This weekend, our sweet son Matt married his lovely best friend, Amy.
The groom was handsome, the bride was beautiful, the venue was architecturally amazing, the flowers were fabulous. Family and friends gathered to celebrate and share.
Most of all, it was one of those times in life where, as a parent, you stand still for just a moment and see what Love has created.
Anyone who knows me at all knows that I adore my children.
I distinctly remember falling in love with each of them as infants, looking into their precious tiny faces and being overcome with gratitude for the gift of being their mom.
Then there were all the years when they were just so cute and hilarious, constantly discovering, and teaching me to see the world fresh again through their eyes.
Years of being present for all the little moments, attending to the minutes--happy and sad, anxious and angry, excited and bored--that build hours and days and weeks and years and a life.

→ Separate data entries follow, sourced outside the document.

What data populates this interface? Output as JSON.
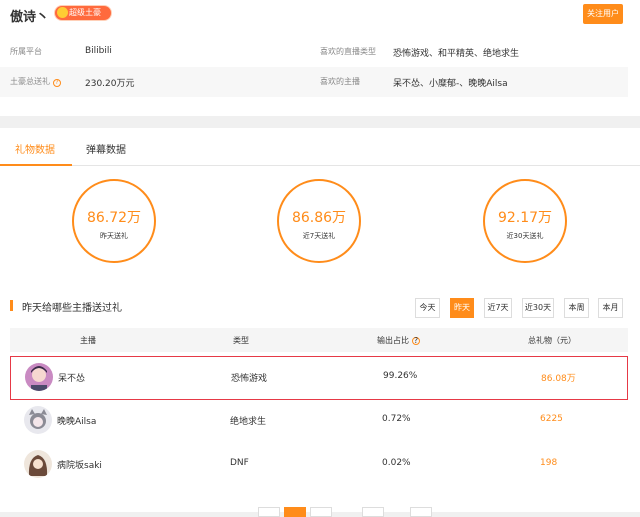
{
  "profile": {
    "username": "傲诗丶",
    "badge": "超级土豪",
    "follow_label": "关注用户",
    "rows": [
      [
        {
          "label": "所属平台",
          "value": "Bilibili"
        },
        {
          "label": "喜欢的直播类型",
          "value": "恐怖游戏、和平精英、绝地求生"
        }
      ],
      [
        {
          "label": "土豪总送礼",
          "value": "230.20万元",
          "help": "?"
        },
        {
          "label": "喜欢的主播",
          "value": "呆不怂、小糜郁-、晚晚Ailsa"
        }
      ]
    ]
  },
  "tabs": [
    {
      "label": "礼物数据",
      "active": true
    },
    {
      "label": "弹幕数据",
      "active": false
    }
  ],
  "stats": [
    {
      "value": "86.72万",
      "caption": "昨天送礼"
    },
    {
      "value": "86.86万",
      "caption": "近7天送礼"
    },
    {
      "value": "92.17万",
      "caption": "近30天送礼"
    }
  ],
  "section": {
    "title": "昨天给哪些主播送过礼",
    "ranges": [
      {
        "label": "今天",
        "active": false
      },
      {
        "label": "昨天",
        "active": true
      },
      {
        "label": "近7天",
        "active": false
      },
      {
        "label": "近30天",
        "active": false
      },
      {
        "label": "本周",
        "active": false
      },
      {
        "label": "本月",
        "active": false
      }
    ]
  },
  "table": {
    "headers": [
      "主播",
      "类型",
      "输出占比",
      "总礼物（元）"
    ],
    "ratio_help": "?",
    "rows": [
      {
        "name": "呆不怂",
        "type": "恐怖游戏",
        "ratio": "99.26%",
        "gift": "86.08万",
        "highlighted": true,
        "avatar_color": "#c98ac2"
      },
      {
        "name": "晚晚Ailsa",
        "type": "绝地求生",
        "ratio": "0.72%",
        "gift": "6225",
        "highlighted": false,
        "avatar_color": "#8b8b95"
      },
      {
        "name": "病院坂saki",
        "type": "DNF",
        "ratio": "0.02%",
        "gift": "198",
        "highlighted": false,
        "avatar_color": "#6b4a3a"
      }
    ]
  },
  "colors": {
    "accent": "#ff8c1a",
    "highlight_border": "#e63946"
  }
}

And then adolescence rolled in. Thirteen years of it, we had in our house. Years when we learned to let go, to coach instead of control, to support their differentiation, to accept their choices even when we were terrified, to celebrate their truths rather than our own, to breathe and breathe and breathe, and to keep hoping no matter what that we would, indeed, one day, get through it together.
And now today they stand together, supporting one another, being adults together, walking out into a future that one day we will not share, but that they will continue to create and enjoy with one another.
After the wedding, we came home and watched Planet Earth: Seasonal Forests. We did this after Libby's wedding five years ago, too, so I guess it counts as a tradition now. We have our Christmas pickle, and we have deciduous forests.
If you haven't watched Seasonal Forests lately, it's a lot about trees. The largest living organism on earth is a tree. Also the oldest living organism on earth is a tree, a tree that's been alive for 5,000 years. A tree that was already 3,000 years old when Christ was born.
Seasonal Forests is also about the plants and animals that live among the trees: baby birds that leap jump out of the nest, and spring flowers that pop open and melt away, and the leaves that grow and change and fall, all of the living things filling the earth with timeless beauty.
Monday after the wedding was my birthday. I took a nap, read a book, and Andy made dinner, so it was a 5-star day in my opinion.
During dinner, we listened to Xavier Rudd, an Australian reggae artist that our youngest got us into just recently. We listened all the way through the two albums he has on Spotify, and at the very end, there was this beautiful song called Creating a Dream.
As The Princess Bride so famously says, true love is a dream within a dream.
And that seemed particularly true this weekend.
There's the great big dream of the cosmos, of planet Earth in all its beauty and wonder, and then there's the dream of our tiny little lives inside it.
Which, to each of us, is the best and most beautiful dream of all: unique, intricate, miraculous.
My dream for my darling children is that they will
grow past us,
move on,
do better,
learn from our mistakes,
go farther in and higher up,
dive deeper into Love and joy,
unfold more mystery,
live into the timeless beauty that Love gifts to us,
all joined together,
all part of each other,
in the mystic sweet communion
of Love's great dream for us all.
And, knowing them, I believe that they will.